The allegations were investigated after several previous and well known “bars” reopened over the past month as “restaurants”, leaving authorities unable to enact forced closures set by the Ministry of Health in March.

The reopened establishments are now advertising food menus, daily drink specials and following hygiene guidelines as required by the Ministry of Health such as temperature checks, hand sanitisers and facial masks at their front doors.

Under the Ministry of Commerce and Ministry of Tourism licensing laws, an existing business can apply to have their current licence changed for a relatively small fee. According to the Ministry of Tourism, a “restaurant” is defined as an establishment that “serves food and beverages, having waiters and waitresses serve several times”.

One such local bar owner, who requested to remain anonymous, said he decided to change his bar to a restaurant last month after he heard the Ministry of Health was going to allow restaurants and cafes to remain open during the pandemic.

“Although my venue doesn’t have a working kitchen, I was able to meet the food requirements of the restaurant license by mirroring a menu from a nearby restaurant.”

“If a customer wants to eat food I use my mobile application to get the dish delivered, then have one of my waitresses transfer the food from the takeaway packaging onto a plate and provide the customer with metal cutlery.”

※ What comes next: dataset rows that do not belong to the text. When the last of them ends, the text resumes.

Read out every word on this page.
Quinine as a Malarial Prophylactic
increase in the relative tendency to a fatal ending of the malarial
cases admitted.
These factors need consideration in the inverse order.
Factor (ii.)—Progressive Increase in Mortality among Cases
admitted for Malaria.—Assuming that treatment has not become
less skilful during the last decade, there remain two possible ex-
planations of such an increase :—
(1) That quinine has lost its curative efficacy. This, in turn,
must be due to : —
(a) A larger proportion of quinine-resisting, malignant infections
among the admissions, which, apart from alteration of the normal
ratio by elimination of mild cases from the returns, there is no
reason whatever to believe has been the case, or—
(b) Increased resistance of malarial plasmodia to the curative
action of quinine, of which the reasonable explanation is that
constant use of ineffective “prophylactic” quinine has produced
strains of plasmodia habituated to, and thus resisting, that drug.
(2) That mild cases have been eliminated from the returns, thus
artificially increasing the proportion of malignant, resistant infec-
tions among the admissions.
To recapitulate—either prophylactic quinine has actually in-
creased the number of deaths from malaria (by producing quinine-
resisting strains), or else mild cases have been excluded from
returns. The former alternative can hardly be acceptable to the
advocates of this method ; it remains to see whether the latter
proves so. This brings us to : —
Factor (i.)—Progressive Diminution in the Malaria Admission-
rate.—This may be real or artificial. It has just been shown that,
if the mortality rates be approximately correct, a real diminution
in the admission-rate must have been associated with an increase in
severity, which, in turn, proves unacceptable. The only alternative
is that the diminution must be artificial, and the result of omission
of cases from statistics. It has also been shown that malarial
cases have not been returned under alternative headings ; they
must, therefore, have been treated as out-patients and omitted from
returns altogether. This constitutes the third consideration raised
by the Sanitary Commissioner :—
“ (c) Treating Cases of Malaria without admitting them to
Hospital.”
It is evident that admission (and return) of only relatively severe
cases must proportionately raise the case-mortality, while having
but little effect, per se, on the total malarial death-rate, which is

It was also been noted that a number of bars are simply defying the ban by appearing to be closed, with their front lights turned off and having customers enter and leave through back doors.

Khmer Times reached out to both the Ministry of Commerce and the Ministry of Tourism who are responsible for issuing the licenses – but did not receive a reply in time for print.

Bars, clubs and KTVs have remained shut since March 17 by the Ministry of Health in response to the surge of COVID-19 cases in the Kingdom at the time, leading to the widespread displacement of workers in the entertainment industry.

In response to the ongoing closures Health Minister Mam Bun Heng recently said, although Cambodia has effectively curbed the spread of coronavirus in the country, the possibility of a second wave of infections remains on the horizon.

Constant vigilance must be exercised in Cambodia as several countries continue to struggle to contain the virus she said, adding: “If you want to sing, you can do it at home with your family; not in karaoke bars.”

Cambodian Food and Service Workers Federation president Ou Tep Phallin said the approximately 80,000 workers of entertainment establishments – most of which employ women – have borne the brunt of the nationwide closures.